Private note: NOT for publication unless agreed on please……….
ECB Comment:
ECB left behind the legacy of "not pre-committing which has been in place since 1999" - The monetary doctrine is now All American as "verbal intervention" to talk down market expectations has replaced actual policy rates.
The later reminds me of Abenomics coming in the 8th inning of QE - looks good for a very, very short time then reality kicks in. Talking the market anywhere with Fed on "normalisation path" will be at best difficult at worst a disaster.
Clearly ECB felt cornered - painted into a corner from Fed speak, stabile, yet not outstanding data support, lack of fiscal commitment from politicians.....
The press conference had Draghi in a very forceful speech and remark session - he was REALLY making the point this was unprecedented - and there was NO TIME limit on ECB's commitment to lower rates, but he also CLEARLY felt this was another Draghi "star moment"- He was semi -rude to reporters (among them my friend Geoff Cudmore), cutting people off and clearly very aggressive. He was in my opion extremely unbalanced in his body language - maybe a sign of what is at stake but also a kind of desperation..

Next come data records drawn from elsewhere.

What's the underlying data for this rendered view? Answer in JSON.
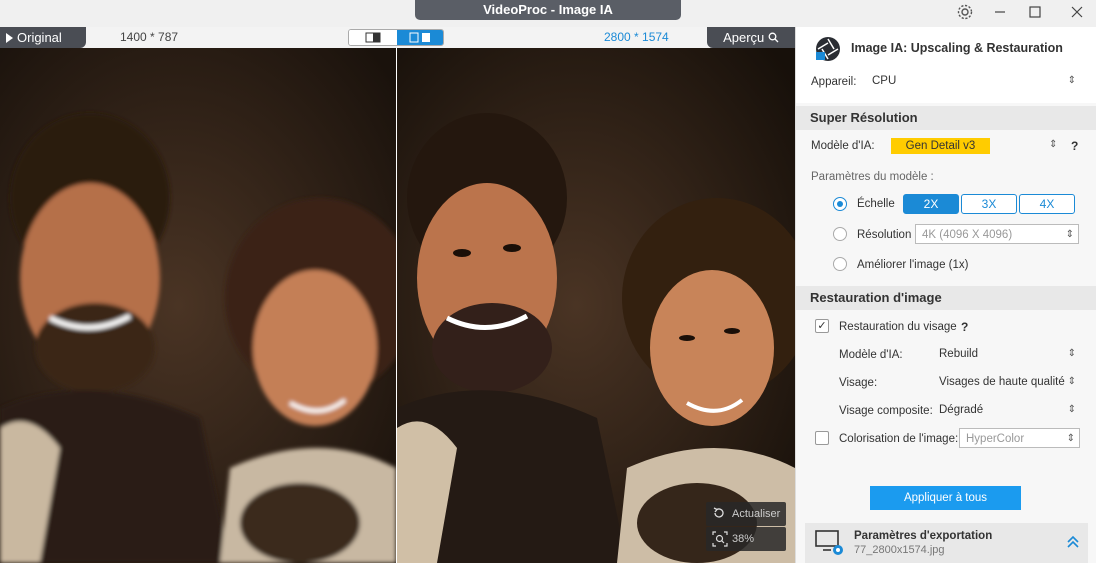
{
  "window": {
    "title": "VideoProc -  Image IA"
  },
  "viewer": {
    "original_label": "Original",
    "original_dims": "1400 * 787",
    "output_dims": "2800 * 1574",
    "preview_label": "Aperçu",
    "refresh_label": "Actualiser",
    "zoom_label": "38%"
  },
  "panel": {
    "title": "Image IA: Upscaling & Restauration",
    "device_label": "Appareil:",
    "device_value": "CPU",
    "super_res": {
      "heading": "Super Résolution",
      "model_label": "Modèle d'IA:",
      "model_value": "Gen Detail v3",
      "help": "?",
      "params_label": "Paramètres du modèle :",
      "scale_label": "Échelle",
      "scale_options": [
        "2X",
        "3X",
        "4X"
      ],
      "resolution_label": "Résolution",
      "resolution_value": "4K (4096 X 4096)",
      "enhance_label": "Améliorer l'image (1x)"
    },
    "restoration": {
      "heading": "Restauration d'image",
      "face_label": "Restauration du visage",
      "help": "?",
      "model_label": "Modèle d'IA:",
      "model_value": "Rebuild",
      "face_type_label": "Visage:",
      "face_type_value": "Visages de haute qualité",
      "composite_label": "Visage composite:",
      "composite_value": "Dégradé",
      "color_label": "Colorisation de l'image:",
      "color_value": "HyperColor"
    },
    "apply_label": "Appliquer à tous",
    "export": {
      "title": "Paramètres d'exportation",
      "file": "77_2800x1574.jpg"
    }
  },
  "colors": {
    "accent": "#1b8ad6",
    "model_badge": "#ffcc00"
  }
}
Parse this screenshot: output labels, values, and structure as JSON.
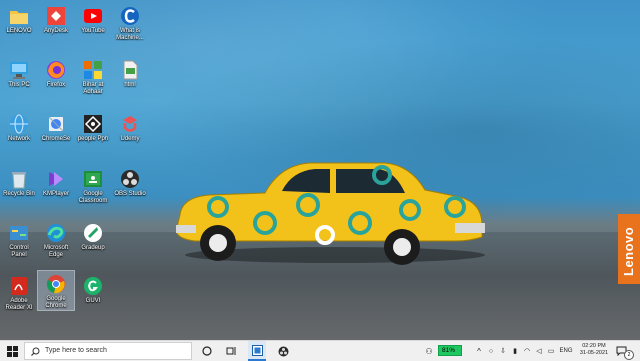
{
  "desktop": {
    "brand_label": "Lenovo",
    "icons": [
      {
        "label": "LENOVO",
        "icon": "folder-icon"
      },
      {
        "label": "AnyDesk",
        "icon": "anydesk-icon"
      },
      {
        "label": "YouTube",
        "icon": "youtube-icon"
      },
      {
        "label": "What is Machine...",
        "icon": "c-app-icon"
      },
      {
        "label": "This PC",
        "icon": "this-pc-icon"
      },
      {
        "label": "Firefox",
        "icon": "firefox-icon"
      },
      {
        "label": "Bihar at Adhaar",
        "icon": "bihar-app-icon"
      },
      {
        "label": "html",
        "icon": "html-file-icon"
      },
      {
        "label": "Network",
        "icon": "network-icon"
      },
      {
        "label": "ChromeSe",
        "icon": "chrome-setup-icon"
      },
      {
        "label": "people Pph",
        "icon": "people-app-icon"
      },
      {
        "label": "Udemy",
        "icon": "udemy-icon"
      },
      {
        "label": "Recycle Bin",
        "icon": "recycle-bin-icon"
      },
      {
        "label": "KMPlayer",
        "icon": "kmplayer-icon"
      },
      {
        "label": "Google Classroom",
        "icon": "google-classroom-icon"
      },
      {
        "label": "OBS Studio",
        "icon": "obs-studio-icon"
      },
      {
        "label": "Control Panel",
        "icon": "control-panel-icon"
      },
      {
        "label": "Microsoft Edge",
        "icon": "edge-icon"
      },
      {
        "label": "Gradeup",
        "icon": "gradeup-icon"
      },
      {
        "label": "Adobe Reader XI",
        "icon": "adobe-reader-icon"
      },
      {
        "label": "Google Chrome",
        "icon": "chrome-icon"
      },
      {
        "label": "GUVI",
        "icon": "guvi-icon"
      }
    ]
  },
  "taskbar": {
    "search_placeholder": "Type here to search",
    "battery_percent": "81%",
    "language": "ENG",
    "time": "02:20 PM",
    "date": "31-05-2021",
    "notification_count": "2"
  },
  "colors": {
    "wall": "#3f93c8",
    "car_yellow": "#f2c21a",
    "car_dots": "#2aa39b",
    "brand_orange": "#e8731c",
    "taskbar": "#f0f0f0"
  }
}
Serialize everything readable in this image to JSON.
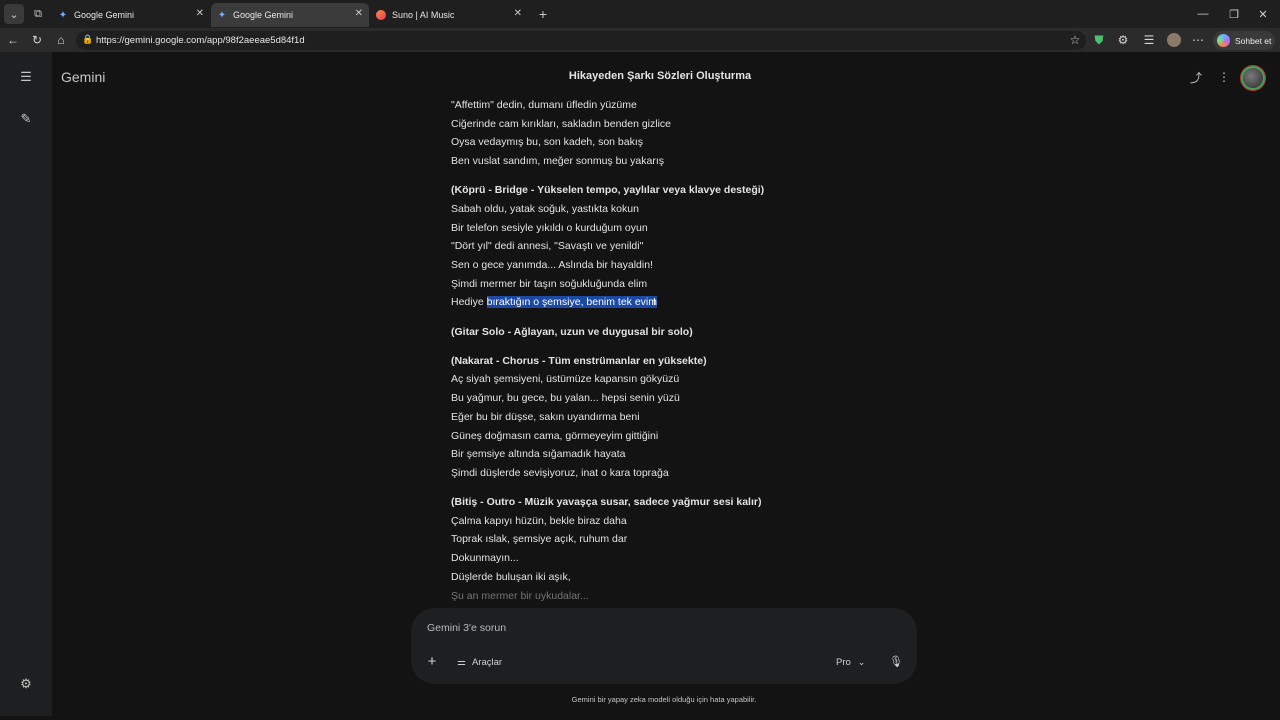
{
  "browser": {
    "tabs": [
      {
        "label": "Google Gemini",
        "icon": "gemini-icon",
        "active": false
      },
      {
        "label": "Google Gemini",
        "icon": "gemini-icon",
        "active": true
      },
      {
        "label": "Suno | AI Music",
        "icon": "suno-icon",
        "active": false
      }
    ],
    "url": "https://gemini.google.com/app/98f2aeeae5d84f1d",
    "copilot_label": "Sohbet et"
  },
  "app": {
    "brand": "Gemini",
    "chat_title": "Hikayeden Şarkı Sözleri Oluşturma"
  },
  "lyrics": {
    "verse_end": [
      "\"Affettim\" dedin, dumanı üfledin yüzüme",
      "Ciğerinde cam kırıkları, sakladın benden gizlice",
      "Oysa vedaymış bu, son kadeh, son bakış",
      "Ben vuslat sandım, meğer sonmuş bu yakarış"
    ],
    "bridge_header": "(Köprü - Bridge - Yükselen tempo, yaylılar veya klavye desteği)",
    "bridge": [
      "Sabah oldu, yatak soğuk, yastıkta kokun",
      "Bir telefon sesiyle yıkıldı o kurduğum oyun",
      "\"Dört yıl\" dedi annesi, \"Savaştı ve yenildi\"",
      "Sen o gece yanımda... Aslında bir hayaldin!",
      "Şimdi mermer bir taşın soğukluğunda elim"
    ],
    "bridge_last_prefix": "Hediye ",
    "bridge_last_selected": "bıraktığın o şemsiye, benim tek evim",
    "solo_header": "(Gitar Solo - Ağlayan, uzun ve duygusal bir solo)",
    "chorus_header": "(Nakarat - Chorus - Tüm enstrümanlar en yüksekte)",
    "chorus": [
      "Aç siyah şemsiyeni, üstümüze kapansın gökyüzü",
      "Bu yağmur, bu gece, bu yalan... hepsi senin yüzü",
      "Eğer bu bir düşse, sakın uyandırma beni",
      "Güneş doğmasın cama, görmeyeyim gittiğini",
      "Bir şemsiye altında sığamadık hayata",
      "Şimdi düşlerde sevişiyoruz, inat o kara toprağa"
    ],
    "outro_header": "(Bitiş - Outro - Müzik yavaşça susar, sadece yağmur sesi kalır)",
    "outro": [
      "Çalma kapıyı hüzün, bekle biraz daha",
      "Toprak ıslak, şemsiye açık, ruhum dar",
      "Dokunmayın...",
      "Düşlerde buluşan iki aşık,"
    ],
    "outro_faded": "Şu an mermer bir uykudalar..."
  },
  "composer": {
    "placeholder": "Gemini 3'e sorun",
    "tools_label": "Araçlar",
    "model_label": "Pro"
  },
  "footer": {
    "disclaimer": "Gemini bir yapay zeka modeli olduğu için hata yapabilir."
  }
}
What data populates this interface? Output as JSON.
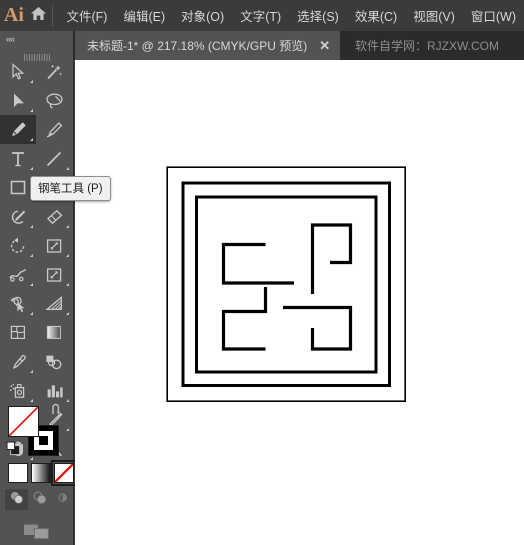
{
  "app": {
    "logo_text": "Ai",
    "home_icon": "home-icon"
  },
  "menubar": {
    "items": [
      {
        "label": "文件(F)",
        "name": "menu-file"
      },
      {
        "label": "编辑(E)",
        "name": "menu-edit"
      },
      {
        "label": "对象(O)",
        "name": "menu-object"
      },
      {
        "label": "文字(T)",
        "name": "menu-type"
      },
      {
        "label": "选择(S)",
        "name": "menu-select"
      },
      {
        "label": "效果(C)",
        "name": "menu-effect"
      },
      {
        "label": "视图(V)",
        "name": "menu-view"
      },
      {
        "label": "窗口(W)",
        "name": "menu-window"
      }
    ]
  },
  "tabstrip": {
    "document_tab": {
      "title": "未标题-1* @ 217.18% (CMYK/GPU 预览)",
      "close_label": "✕"
    },
    "watermark": "软件自学网：RJZXW.COM"
  },
  "toolpanel": {
    "collapse_label": "««",
    "tooltip": "钢笔工具 (P)",
    "tools": [
      {
        "name": "selection-tool",
        "icon": "cursor-arrow-outline-icon",
        "selected": false,
        "more": true
      },
      {
        "name": "magic-wand-tool",
        "icon": "magic-wand-icon",
        "selected": false,
        "more": false
      },
      {
        "name": "direct-selection-tool",
        "icon": "cursor-arrow-filled-icon",
        "selected": false,
        "more": true
      },
      {
        "name": "lasso-tool",
        "icon": "lasso-icon",
        "selected": false,
        "more": false
      },
      {
        "name": "pen-tool",
        "icon": "pen-icon",
        "selected": true,
        "more": true
      },
      {
        "name": "curvature-tool",
        "icon": "curvature-pen-icon",
        "selected": false,
        "more": false
      },
      {
        "name": "type-tool",
        "icon": "type-T-icon",
        "selected": false,
        "more": true
      },
      {
        "name": "line-segment-tool",
        "icon": "line-segment-icon",
        "selected": false,
        "more": true
      },
      {
        "name": "rectangle-tool",
        "icon": "rectangle-icon",
        "selected": false,
        "more": true
      },
      {
        "name": "paintbrush-tool",
        "icon": "paintbrush-icon",
        "selected": false,
        "more": true
      },
      {
        "name": "shaper-pencil-tool",
        "icon": "pencil-circle-icon",
        "selected": false,
        "more": true
      },
      {
        "name": "eraser-tool",
        "icon": "eraser-icon",
        "selected": false,
        "more": true
      },
      {
        "name": "rotate-tool",
        "icon": "rotate-icon",
        "selected": false,
        "more": true
      },
      {
        "name": "scale-tool",
        "icon": "scale-icon",
        "selected": false,
        "more": true
      },
      {
        "name": "width-tool",
        "icon": "width-warp-icon",
        "selected": false,
        "more": true
      },
      {
        "name": "free-transform-tool",
        "icon": "free-transform-icon",
        "selected": false,
        "more": true
      },
      {
        "name": "shape-builder-tool",
        "icon": "shape-builder-icon",
        "selected": false,
        "more": true
      },
      {
        "name": "perspective-grid-tool",
        "icon": "perspective-grid-icon",
        "selected": false,
        "more": true
      },
      {
        "name": "mesh-tool",
        "icon": "mesh-icon",
        "selected": false,
        "more": false
      },
      {
        "name": "gradient-tool",
        "icon": "gradient-icon",
        "selected": false,
        "more": false
      },
      {
        "name": "eyedropper-tool",
        "icon": "eyedropper-icon",
        "selected": false,
        "more": true
      },
      {
        "name": "blend-tool",
        "icon": "blend-icon",
        "selected": false,
        "more": false
      },
      {
        "name": "symbol-sprayer-tool",
        "icon": "symbol-sprayer-icon",
        "selected": false,
        "more": true
      },
      {
        "name": "column-graph-tool",
        "icon": "bar-graph-icon",
        "selected": false,
        "more": true
      },
      {
        "name": "artboard-tool",
        "icon": "artboard-icon",
        "selected": false,
        "more": false
      },
      {
        "name": "slice-tool",
        "icon": "slice-knife-icon",
        "selected": false,
        "more": true
      },
      {
        "name": "hand-tool",
        "icon": "hand-icon",
        "selected": false,
        "more": true
      },
      {
        "name": "zoom-tool",
        "icon": "magnifier-icon",
        "selected": false,
        "more": false
      }
    ],
    "color_controls": {
      "fill": {
        "name": "fill-swatch",
        "value": "none",
        "color": "#ffffff"
      },
      "stroke": {
        "name": "stroke-swatch",
        "value": "black",
        "color": "#000000"
      },
      "swap": "swap-fill-stroke-icon",
      "defaults": "default-fill-stroke-icon",
      "modes": [
        {
          "name": "color-mode-button",
          "icon": "solid-color-icon",
          "selected": false
        },
        {
          "name": "gradient-mode-button",
          "icon": "gradient-swatch-icon",
          "selected": false
        },
        {
          "name": "none-mode-button",
          "icon": "none-slash-icon",
          "selected": true
        }
      ],
      "screen_modes": [
        {
          "name": "drawing-normal-button",
          "icon": "draw-normal-icon",
          "active": true
        },
        {
          "name": "drawing-behind-button",
          "icon": "draw-behind-icon",
          "active": false
        },
        {
          "name": "drawing-inside-button",
          "icon": "draw-inside-icon",
          "active": false
        }
      ],
      "screen_mode_toggle": {
        "name": "screen-mode-button",
        "icon": "screen-mode-icon"
      }
    }
  },
  "canvas": {
    "artboard": {
      "name": "artboard",
      "description": "decorative nested square frame pattern with four rotational hook motifs"
    },
    "zoom_level": "217.18%",
    "color_mode": "CMYK/GPU 预览"
  },
  "colors": {
    "menubar_bg": "#3b3b3b",
    "tabstrip_bg": "#2b2b2b",
    "tab_active_bg": "#535353",
    "toolpanel_bg": "#535353",
    "tool_selected_bg": "#323232",
    "canvas_bg": "#ffffff",
    "text_primary": "#d6d6d6",
    "text_muted": "#8d8d8d",
    "logo_accent": "#d69a6a",
    "artwork_stroke": "#000000"
  }
}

ECB feels they have more ammunition to lower interest rates post the German election I presume.....
Conclusion:
The real surprise was the force by which Draghi tried to sell his "unprecended" change to outlook and guidance not the actual move towards more communication.
Maybe its just the skeptical part of me, but since first Fed, then ECB and BOE seems to be more willing to communicate with me and the market I have become less confident in both their forecast and projection because ultimately what they are telling is: We have tried everything - now we can only talk to you - dazzle you with our ability to make a song and a dance, but meanwhile in the streets of Europe (but also US) - the main street - the 80% uneffected by this caberet shows goes: Que? Me? Or in my favorite character of all times Manuel from Fawlty Tower words:
I know nothing – I'm from Barcelona
Link below with excellent write up by the good people at Soc. Gen.
Zero Hedge: What The ECB's "Unprecedented" Forward Guidance Means
2013-07-04 15:06:19.918 GMT
http://www.zerohedge.com/node/476035
"Forward Guidance" Introduced, from SocGen
The ECB came out with all dovish guns blazing today to reverse the tightening in money and financial market conditions since June, stoking a rally in euribor futures (lower rates) but causing the EUR to drop nearly 1% vs the USD. The only thing that was missing today was a cut in the refi rate and/or negative deposit rate, but neither has not been ruled out given that downside growth risks continue to exist. Casting better macro data side, the ECB officially introduced 'forward guidance' on rates and said exit is "very distant".
The introduction of 'forward guidance' characterises the fact that all key ECB rates will stay low for a longer period. This makes the ECB fall in line with the guidance by the US FOMC on the Fed funds target, the Bank of Canada and most probably, the BoE in August. Put on the spot during the press conference, president Draghi rejected claims the ECB had come off the proverbial fence in response to a changed outlook for US monetary policy given the spill over effect from a steeper US yield curve across the Atlantic and the steepening impact on eurozone core and periphery debt markets. Taking after the BoE earlier (a coincidence, Draghi said), the ECB is worried that the tightening in financial conditions will handicap the prospects for economic recovery in the euro area where the credit growth remains very weak and fragmented.
The move clearly marks an innovative step in the ECB's communication and policy strategy for a bank that previously had always refused to pre-commit on interest rates. Draghi did not commit explicitly how long rates would stay low but hinted that there would be no change for at least 12 months ("extended period is not 6 or 12 months"). The decision to introduce forward guidance was unanimous and how long this bias will be observed will depend on the assessment of three variables ie inflation, growth and monetary developments (credit flows, monetary aggregates). The case for a cut in the refi rate was also discussed but there was no agreement.
The retention of ammunition should the economy move back into reverse was important to the ECB and this probably explains why there was no consensus to cut the refit rate from 0.50%. Draghi categorically said that 0.50% is not the "lower bound" for rates. This implies that further stimulus is still possible. For EUR/USD, key support now rests at 1.2877 before selling towards the April 1.2746 low is stepped up.